No sooner had I attached the fenders and got the mooring lines ready we were on the approach to the tiny fishing village of Steni Vala on Alonnisos.
We generally avoid staying on town quays preferring the peace and tranquility of anchorages but we’d heard a lot of good things about Steni Vala and given that it’s still low season and changeover day for yacht charters we figured it would be quiet.
Arriving at 10:45 there was plenty of space on the quay. Calm conditions and other sailors ready to take our lines made for a very smooth and calm docking. I’d like more of those please!
We quickly made the most of being able to simply hop off the back of Dreams onto dry land and went to Ikaros cafe for a coffee and baklava. There were a number of other sailors and holiday makers there and we all ended up chatting which was nice and social.

I wanted to venture up to the old town of Alonnisos so when we saw a taxi dropping some people off at the end of the road we flagged him down for a ride.
The old town suffered an earthquake in 1965 so devastating it was abandoned and residents moved to the port of Patitiri. The hilltop ruins remained empty until the 1980s, when European visitors began buying properties and restoring them. Electricity was not introduced until the 1990’s.

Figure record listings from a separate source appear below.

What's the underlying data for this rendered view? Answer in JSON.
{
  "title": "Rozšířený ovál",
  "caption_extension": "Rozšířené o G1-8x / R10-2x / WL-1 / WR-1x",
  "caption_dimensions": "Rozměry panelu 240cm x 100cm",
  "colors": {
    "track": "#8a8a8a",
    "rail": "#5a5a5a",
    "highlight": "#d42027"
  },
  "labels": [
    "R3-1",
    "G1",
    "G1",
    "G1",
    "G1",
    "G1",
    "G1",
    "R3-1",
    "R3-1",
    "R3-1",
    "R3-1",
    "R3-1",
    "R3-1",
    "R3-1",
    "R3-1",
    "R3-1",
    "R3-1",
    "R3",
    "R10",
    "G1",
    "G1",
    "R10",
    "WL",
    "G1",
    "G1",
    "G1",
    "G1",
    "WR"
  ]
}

We enjoyed a freshly made spinach and cheese pastry at a lovely spot called Hayiati. The best I have ever tasted and after my complements to the friendly waitress I was introduced to the yiayiá who proudly told me she had made the filo pastry fresh that morning and all the ingredients were from her garden. I got a big smile when I identified that I had tasted mint, anise and onion.

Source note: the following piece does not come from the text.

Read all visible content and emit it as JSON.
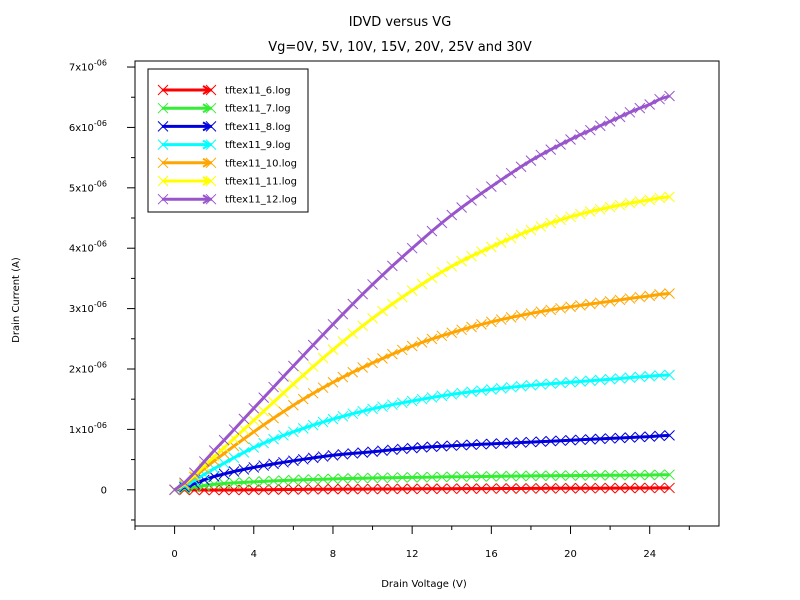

In addition to the tasty food, Alonnisos was an olfactory overload with the scents of jasmine, fig, honeysuckle and lavender growing just about everywhere.
It was nice to wander around and the views were spectacular but it is very definitely early season and very little was open.


Back at Steni Vala we went for dinner at Tassia’s, one of only a handful of restaurants in the charming fishing village and literally steps from the back of our boat. Some of the people we’d met earlier today were also dining there and very soon we were sharing plates of food and ordering more wine.
Of course when we returned to Dreams and were just off to bed the wind got up and changed direction so we ended up running around in our pajamas adding spring lines and adjusting docking lines.
There are definitely pros and cons to being on a town quay.
Sounds like a great start to your season.